Accordingly, we support a resolution that would, notwithstanding the state secrets doctrine, authorize relevant carriers to present fully in court their claims that they are immune from civil liability under current law, with appropriate security protections to carefully safeguard classified information. This solution would ensure that carriers can fully present their arguments that they are immune under current law, while also ensuring that Americans who believe their privacy rights were violated will have the issue considered by the courts based on the applicable facts and law, consistent with our traditional system of government and checks and balances.
Our review has also led us to support two other recommendations. First, there is arguably a gap in liability protections for carriers that complied with lawful surveillance requests covering the time period between the expiration of the Protect America Act and the future enactment of more lasting FISA reform legislation. As Speaker Pelosi and Senate Majority Leader Reid have proposed, legislation to fill that gap is justified and important.
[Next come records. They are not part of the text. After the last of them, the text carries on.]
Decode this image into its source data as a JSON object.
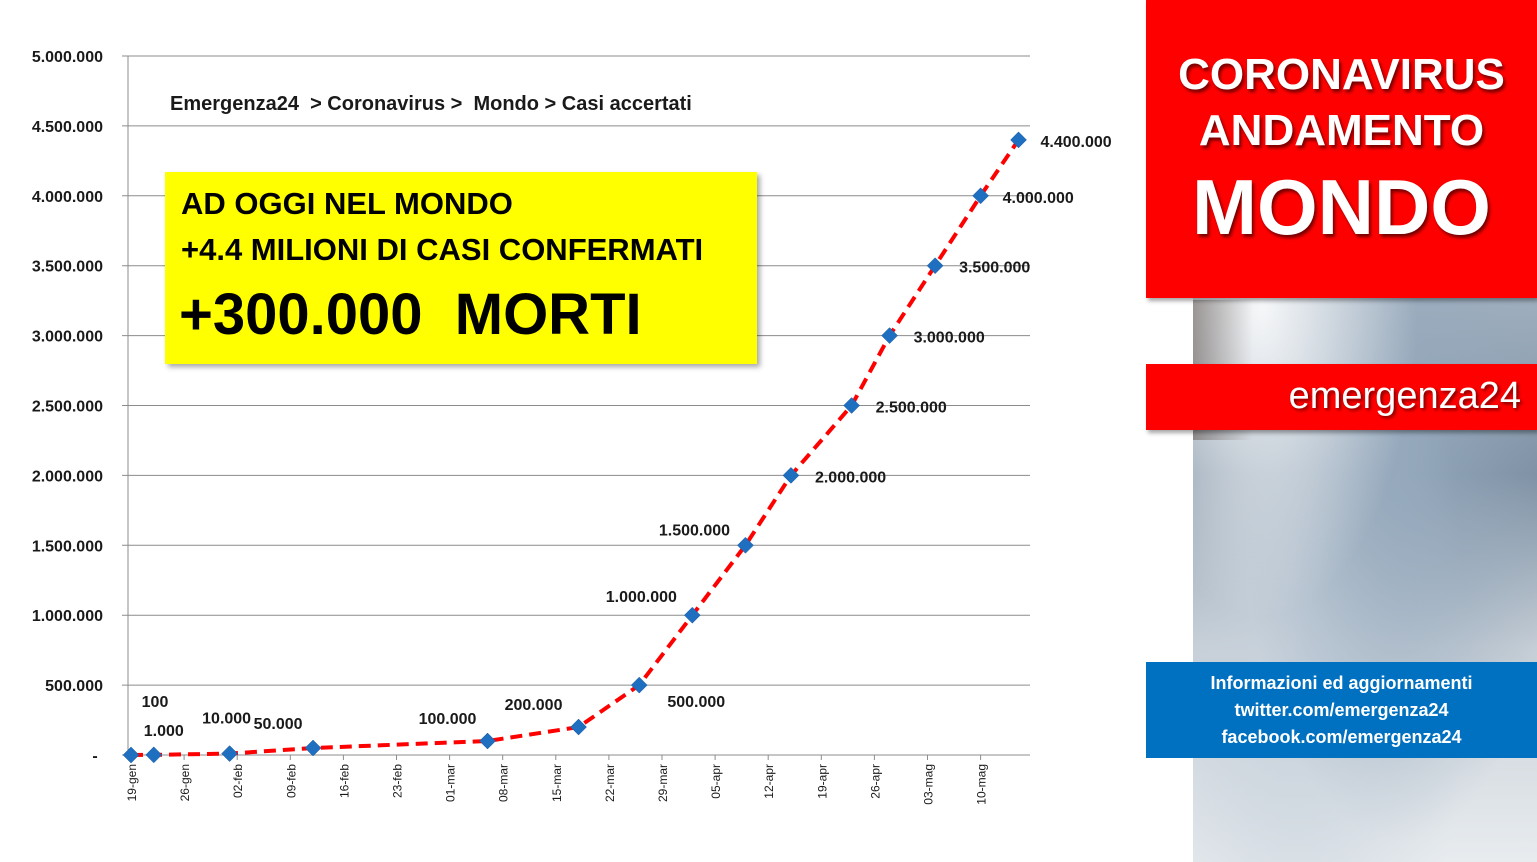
{
  "chart_data": {
    "type": "line",
    "title": "Emergenza24  > Coronavirus >  Mondo > Casi accertati",
    "xlabel": "",
    "ylabel": "",
    "ylim": [
      0,
      5000000
    ],
    "y_tick_labels": [
      "-",
      "500.000",
      "1.000.000",
      "1.500.000",
      "2.000.000",
      "2.500.000",
      "3.000.000",
      "3.500.000",
      "4.000.000",
      "4.500.000",
      "5.000.000"
    ],
    "x_tick_labels": [
      "19-gen",
      "26-gen",
      "02-feb",
      "09-feb",
      "16-feb",
      "23-feb",
      "01-mar",
      "08-mar",
      "15-mar",
      "22-mar",
      "29-mar",
      "05-apr",
      "12-apr",
      "19-apr",
      "26-apr",
      "03-mag",
      "10-mag"
    ],
    "grid": true,
    "series": [
      {
        "color": "#ff0000",
        "marker_color": "#1f6fc0",
        "points": [
          {
            "x": "19-gen",
            "y": 100,
            "label": "100"
          },
          {
            "x": "22-gen",
            "y": 1000,
            "label": "1.000"
          },
          {
            "x": "01-feb",
            "y": 10000,
            "label": "10.000"
          },
          {
            "x": "12-feb",
            "y": 50000,
            "label": "50.000"
          },
          {
            "x": "06-mar",
            "y": 100000,
            "label": "100.000"
          },
          {
            "x": "18-mar",
            "y": 200000,
            "label": "200.000"
          },
          {
            "x": "26-mar",
            "y": 500000,
            "label": "500.000"
          },
          {
            "x": "02-apr",
            "y": 1000000,
            "label": "1.000.000"
          },
          {
            "x": "09-apr",
            "y": 1500000,
            "label": "1.500.000"
          },
          {
            "x": "15-apr",
            "y": 2000000,
            "label": "2.000.000"
          },
          {
            "x": "23-apr",
            "y": 2500000,
            "label": "2.500.000"
          },
          {
            "x": "28-apr",
            "y": 3000000,
            "label": "3.000.000"
          },
          {
            "x": "04-mag",
            "y": 3500000,
            "label": "3.500.000"
          },
          {
            "x": "10-mag",
            "y": 4000000,
            "label": "4.000.000"
          },
          {
            "x": "15-mag",
            "y": 4400000,
            "label": "4.400.000"
          }
        ]
      }
    ]
  },
  "callout": {
    "line1": "AD OGGI NEL MONDO",
    "line2": "+4.4 MILIONI DI CASI CONFERMATI",
    "line3": "+300.000  MORTI"
  },
  "header": {
    "line1": "CORONAVIRUS",
    "line2": "ANDAMENTO",
    "line3": "MONDO"
  },
  "brand": {
    "name": "emergenza24"
  },
  "info": {
    "line1": "Informazioni ed aggiornamenti",
    "line2": "twitter.com/emergenza24",
    "line3": "facebook.com/emergenza24"
  },
  "colors": {
    "line": "#ff0000",
    "marker": "#1f6fc0",
    "header_bg": "#ff0000",
    "info_bg": "#0070c0",
    "callout_bg": "#ffff00"
  }
}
This provision is not included in the Senate FISA bill, and shoul dbe included in any final legislative product.
In addition, our review of classified information has reinforced serious concerns about the potential illegality of the Administration’s actions in authorizing and carrying out its warrantless surveillance program. We, therefore, recommend the creation of a bipartisan commission to conduct hearings and take other evidence to fully examine that program. Like the 9/11 Commission, it would make findings and recommendations in both classified and unclassified reports and thus inform and educate the American people on this troubling subject.